Arup K. Chakraborty  is one of the 12 Institute Professors at MIT, the highest rank awarded to a MIT faculty member, and holds the John M. Deutch Institute Professorship. He is also a Professor of Chemical Engineering, Physics, and Chemistry at MIT. He served as the founding Director of MIT’s Institute for Medical Engineering and Science, and he is a founding member of the Ragon Institute of MIT, MGH, and Harvard. For almost 25 years now, Chakraborty’s work has largely focused on bringing together approaches from statistical physics, immunology, and virology. His interests span T cell signaling, development of the T cell repertoire, and a mechanistic understanding of virus evolution, antibody responses, and vaccine design. Since 2016, Chakraborty has also been interested in the role of phase separation in gene regulation. Chakraborty is one of less than 30 individuals who are members of all three branches of the US National Academies – National Academy of Sciences, National Academy of Medicine, and National Academy of Engineering. He is also a Fellow of the American Academy of Arts & Sciences, and has received many other honors including the NIH Director’s Pioneer Award, the E. O. Lawrence Medal (DOE), a Guggenheim Fellowship, the Max Delbruck Prize in Biological Physics from the American Physical Society, the Colburn, Professional Progress, Alpha Chi Sigma and Prausnitz Institute Lectureship from the AIChE, and three honorary doctorates. Chakraborty has received 7 awards for his classroom teaching and he is a co-author of the book “Viruses, Pandemics, & Immunity”. 

Research Interests

Infectious Diseases/Immunology/virology; Regulation of transcription; Condensate biology; Statistical Physics and computation

For over two decades, Chakraborty’s lab has focused on understanding the mechanistic underpinnings of the adaptive immune response to pathogens, and then to harness this knowledge to help design better vaccines and therapies. Current interests in immunology can be divided into three broad categories: understanding the network of biochemical interactions that enable T cells to translate engagement of membrane receptors to cognate ligands into functional responses, how T cell development results in T cells that are specific for unknown and emerging pathogens, and the human immune response to HIV, influenza, and coronaviruses. The goal of the last effort is to guide the rational design of vaccines and therapies against highly mutable infectious disease-causing viruses based on an understanding of the pertinent fundamental immunology and virology. Another recent focus is the role of phase separation in eukaryotic gene regulation.

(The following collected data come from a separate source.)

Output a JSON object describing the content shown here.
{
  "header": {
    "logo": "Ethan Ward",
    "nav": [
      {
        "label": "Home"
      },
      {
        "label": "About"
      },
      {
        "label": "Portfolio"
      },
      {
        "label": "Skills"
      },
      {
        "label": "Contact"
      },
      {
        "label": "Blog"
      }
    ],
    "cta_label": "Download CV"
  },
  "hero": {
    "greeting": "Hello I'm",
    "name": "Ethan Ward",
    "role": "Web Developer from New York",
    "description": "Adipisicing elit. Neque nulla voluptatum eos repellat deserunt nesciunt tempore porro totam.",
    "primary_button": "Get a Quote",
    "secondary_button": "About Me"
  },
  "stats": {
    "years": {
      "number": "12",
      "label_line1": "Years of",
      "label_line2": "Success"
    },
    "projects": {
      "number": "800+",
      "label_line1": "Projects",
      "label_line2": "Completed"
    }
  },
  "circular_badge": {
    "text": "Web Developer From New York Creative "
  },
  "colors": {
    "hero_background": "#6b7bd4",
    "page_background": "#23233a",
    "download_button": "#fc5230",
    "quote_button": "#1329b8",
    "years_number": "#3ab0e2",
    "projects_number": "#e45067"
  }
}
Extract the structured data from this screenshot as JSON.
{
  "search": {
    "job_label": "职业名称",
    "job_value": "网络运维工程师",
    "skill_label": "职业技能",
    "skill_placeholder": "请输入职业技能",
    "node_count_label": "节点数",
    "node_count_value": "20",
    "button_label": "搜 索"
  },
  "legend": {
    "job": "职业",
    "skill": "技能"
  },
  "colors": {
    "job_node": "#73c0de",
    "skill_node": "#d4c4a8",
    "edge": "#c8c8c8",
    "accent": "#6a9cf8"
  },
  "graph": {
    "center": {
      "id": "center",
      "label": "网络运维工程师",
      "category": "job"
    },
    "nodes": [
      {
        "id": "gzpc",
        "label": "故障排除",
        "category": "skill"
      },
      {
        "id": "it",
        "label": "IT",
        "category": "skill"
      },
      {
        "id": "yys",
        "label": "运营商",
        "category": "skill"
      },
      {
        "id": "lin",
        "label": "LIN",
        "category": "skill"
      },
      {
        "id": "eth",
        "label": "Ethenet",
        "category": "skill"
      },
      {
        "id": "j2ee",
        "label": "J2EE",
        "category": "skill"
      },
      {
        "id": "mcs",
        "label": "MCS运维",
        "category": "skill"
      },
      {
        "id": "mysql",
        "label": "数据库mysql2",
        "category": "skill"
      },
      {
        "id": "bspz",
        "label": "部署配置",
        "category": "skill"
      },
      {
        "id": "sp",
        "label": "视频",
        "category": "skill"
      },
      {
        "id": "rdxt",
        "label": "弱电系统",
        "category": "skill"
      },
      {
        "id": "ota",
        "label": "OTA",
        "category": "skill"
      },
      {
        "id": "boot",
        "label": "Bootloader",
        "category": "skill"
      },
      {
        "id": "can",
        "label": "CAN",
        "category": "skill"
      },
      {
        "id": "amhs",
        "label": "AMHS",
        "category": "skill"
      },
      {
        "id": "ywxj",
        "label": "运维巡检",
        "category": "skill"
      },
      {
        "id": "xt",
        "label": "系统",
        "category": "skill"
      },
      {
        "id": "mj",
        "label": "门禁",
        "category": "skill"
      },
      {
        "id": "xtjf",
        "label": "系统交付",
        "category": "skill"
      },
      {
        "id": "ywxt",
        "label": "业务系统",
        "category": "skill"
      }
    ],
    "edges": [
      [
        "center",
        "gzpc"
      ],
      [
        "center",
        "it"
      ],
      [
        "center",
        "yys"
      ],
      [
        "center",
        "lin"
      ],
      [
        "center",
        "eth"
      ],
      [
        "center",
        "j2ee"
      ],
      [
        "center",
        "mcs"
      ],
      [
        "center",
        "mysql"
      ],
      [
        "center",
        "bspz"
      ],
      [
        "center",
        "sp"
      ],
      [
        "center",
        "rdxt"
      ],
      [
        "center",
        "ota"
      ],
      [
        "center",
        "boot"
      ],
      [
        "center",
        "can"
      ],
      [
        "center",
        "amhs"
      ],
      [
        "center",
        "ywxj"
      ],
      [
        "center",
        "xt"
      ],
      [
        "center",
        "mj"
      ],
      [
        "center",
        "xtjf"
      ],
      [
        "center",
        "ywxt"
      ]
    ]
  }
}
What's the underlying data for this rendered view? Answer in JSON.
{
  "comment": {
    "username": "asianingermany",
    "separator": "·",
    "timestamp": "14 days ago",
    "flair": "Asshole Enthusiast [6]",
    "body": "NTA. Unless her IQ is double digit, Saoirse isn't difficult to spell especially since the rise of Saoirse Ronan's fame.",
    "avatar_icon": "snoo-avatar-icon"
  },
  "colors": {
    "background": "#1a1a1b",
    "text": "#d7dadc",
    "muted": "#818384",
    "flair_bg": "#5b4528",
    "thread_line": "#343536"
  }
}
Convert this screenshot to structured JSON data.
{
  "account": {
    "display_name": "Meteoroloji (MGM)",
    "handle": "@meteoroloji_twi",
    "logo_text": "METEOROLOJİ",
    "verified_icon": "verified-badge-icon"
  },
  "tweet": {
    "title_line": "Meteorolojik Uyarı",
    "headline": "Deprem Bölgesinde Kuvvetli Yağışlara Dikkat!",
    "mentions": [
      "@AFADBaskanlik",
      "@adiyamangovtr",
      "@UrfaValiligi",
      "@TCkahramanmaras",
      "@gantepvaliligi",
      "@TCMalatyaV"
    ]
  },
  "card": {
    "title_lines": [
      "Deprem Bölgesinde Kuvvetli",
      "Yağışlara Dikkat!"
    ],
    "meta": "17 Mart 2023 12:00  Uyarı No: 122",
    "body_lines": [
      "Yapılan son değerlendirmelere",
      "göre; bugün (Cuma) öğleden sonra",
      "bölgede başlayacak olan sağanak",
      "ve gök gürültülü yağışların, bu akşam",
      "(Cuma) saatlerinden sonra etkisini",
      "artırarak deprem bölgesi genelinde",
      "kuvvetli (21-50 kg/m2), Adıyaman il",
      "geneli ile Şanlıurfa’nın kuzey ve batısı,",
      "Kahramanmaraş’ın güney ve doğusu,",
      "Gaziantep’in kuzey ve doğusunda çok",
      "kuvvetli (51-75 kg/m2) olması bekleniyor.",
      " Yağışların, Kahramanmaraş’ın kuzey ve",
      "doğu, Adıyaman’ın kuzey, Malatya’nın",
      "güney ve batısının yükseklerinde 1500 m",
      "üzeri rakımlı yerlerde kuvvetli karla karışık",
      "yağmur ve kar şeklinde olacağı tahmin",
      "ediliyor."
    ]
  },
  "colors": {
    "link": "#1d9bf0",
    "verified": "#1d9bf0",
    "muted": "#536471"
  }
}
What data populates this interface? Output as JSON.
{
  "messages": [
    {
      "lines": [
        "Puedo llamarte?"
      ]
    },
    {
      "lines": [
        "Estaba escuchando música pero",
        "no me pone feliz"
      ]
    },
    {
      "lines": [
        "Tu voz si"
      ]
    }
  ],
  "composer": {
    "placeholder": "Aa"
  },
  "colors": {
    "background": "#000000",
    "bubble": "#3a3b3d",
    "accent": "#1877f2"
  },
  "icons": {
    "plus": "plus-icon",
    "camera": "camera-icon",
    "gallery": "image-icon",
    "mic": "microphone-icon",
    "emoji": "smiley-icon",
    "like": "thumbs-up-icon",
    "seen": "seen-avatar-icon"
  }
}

In particular, how droplets of transcriptional molecules form at specific genomic loci, and how their functions are regulated by non-equilibrium processes. Chakraborty’s work represents a crossroad of the physical and life sciences. A hallmark of Chakraborty’s research is the close synergy and collaboration between his lab’s theoretical and computational studies (rooted in statistical physics) and investigations led by experimental biologists and clinicians.